The Cat In The Hat, Theatre Review. Playhouse Theatre, Liverpool.

Liverpool Sound and Vision Rating * * * *

Cast: Sam Angell, Melissa Lowe, Charley Magalit, Nana Amoo-Gottfried, Celia Francis, Robert Penny.

An acrobatic skill weaved around one of the most beloved children’s books and characters to come out of America in the last 100 years, a set of beautiful nonsense in exacting verse and perhaps the first pull of the magic that is theatre, Dr. Seuss’ The Cat In The Hat is not just meant to inspire young minds, it allows them free range to see the world as a place in which the creativity that is possible goes hand in hand with anarchy and order, that learning can be fun rather than insipid, dull and routine.

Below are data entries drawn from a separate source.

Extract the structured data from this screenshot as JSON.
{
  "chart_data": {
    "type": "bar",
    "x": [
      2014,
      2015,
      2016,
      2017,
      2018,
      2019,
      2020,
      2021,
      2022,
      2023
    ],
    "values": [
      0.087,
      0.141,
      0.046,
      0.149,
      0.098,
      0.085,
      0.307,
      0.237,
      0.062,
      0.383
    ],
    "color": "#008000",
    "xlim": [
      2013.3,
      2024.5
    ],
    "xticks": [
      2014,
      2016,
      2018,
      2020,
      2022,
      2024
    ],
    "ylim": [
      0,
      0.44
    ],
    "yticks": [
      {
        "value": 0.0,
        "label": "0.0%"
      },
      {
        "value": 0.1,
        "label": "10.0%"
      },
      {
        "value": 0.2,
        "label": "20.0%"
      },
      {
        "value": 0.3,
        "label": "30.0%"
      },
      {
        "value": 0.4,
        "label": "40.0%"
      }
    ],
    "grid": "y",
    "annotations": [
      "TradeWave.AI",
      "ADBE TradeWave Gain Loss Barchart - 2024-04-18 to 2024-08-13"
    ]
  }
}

Such is the world of literature that anything it seems can be turned into a play in the modern world, but not everything can be seen as a playground, a canvas into which anarchy is painted with rhyme and intended, planned revolution, for surely that is what Dr. Seuss intended when challenged to create a set of books that would give children a greater sense of the world that the torrid, almost beige middle-class sense of superiority that the banal ladybird books of Post-war suburbia were likely to bore children with.

In Association with the National Centre For Circus Arts, Curve & Rose Theatre Kingston have produced a spectacle of performance which certainly grabs the attention of the younger members of the audience that will come to the Playhouse Theatre, but also place a huge smile upon the face of the parents, caregivers and guardians of those children. The Cat In The Hat has that rare magic placed within it, the power to charm, to ignite a sense of belief, or even to break down the walls of adult logic, the long years of built up silent lucidity, all removed with just a single moment of un-claused rhyme and acrobatic delivery.

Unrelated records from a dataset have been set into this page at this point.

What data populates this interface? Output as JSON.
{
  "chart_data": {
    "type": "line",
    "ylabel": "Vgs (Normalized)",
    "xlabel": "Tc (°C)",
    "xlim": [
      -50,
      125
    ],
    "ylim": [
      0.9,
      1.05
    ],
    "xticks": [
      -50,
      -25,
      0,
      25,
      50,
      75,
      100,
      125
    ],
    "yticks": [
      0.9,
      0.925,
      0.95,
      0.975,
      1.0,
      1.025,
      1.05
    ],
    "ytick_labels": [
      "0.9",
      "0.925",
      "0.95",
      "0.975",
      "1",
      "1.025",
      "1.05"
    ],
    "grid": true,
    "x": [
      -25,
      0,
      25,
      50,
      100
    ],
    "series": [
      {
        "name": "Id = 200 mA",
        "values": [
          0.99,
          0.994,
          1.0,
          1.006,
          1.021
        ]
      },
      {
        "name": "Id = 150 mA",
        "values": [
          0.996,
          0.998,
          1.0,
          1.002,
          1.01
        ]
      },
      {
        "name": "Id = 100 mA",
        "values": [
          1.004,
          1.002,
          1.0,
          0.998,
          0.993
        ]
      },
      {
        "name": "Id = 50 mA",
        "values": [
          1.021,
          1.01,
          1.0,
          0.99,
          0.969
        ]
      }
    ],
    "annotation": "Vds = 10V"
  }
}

The sense of happiness and wonder flowed over the audience as Nana Amoo-Gottfried’s Cat in the Hat brought chaos to the lives of Boy and his big sister Sally, a boring, rainy, dull day swept along in a tidal wave of pandemonium and commotion, albeit with the very best of intentions.

The Cat In The Hat is beloved for a reason, it allows children to see beyond the dull yardstick of conformity that so many books of that particular time tried to install into their minds, to bring it to life as a play takes just as much dedication and sense of wonder, and it is one that is readily accepted and enjoyed for being true to the source material. A distinct pleasure for all.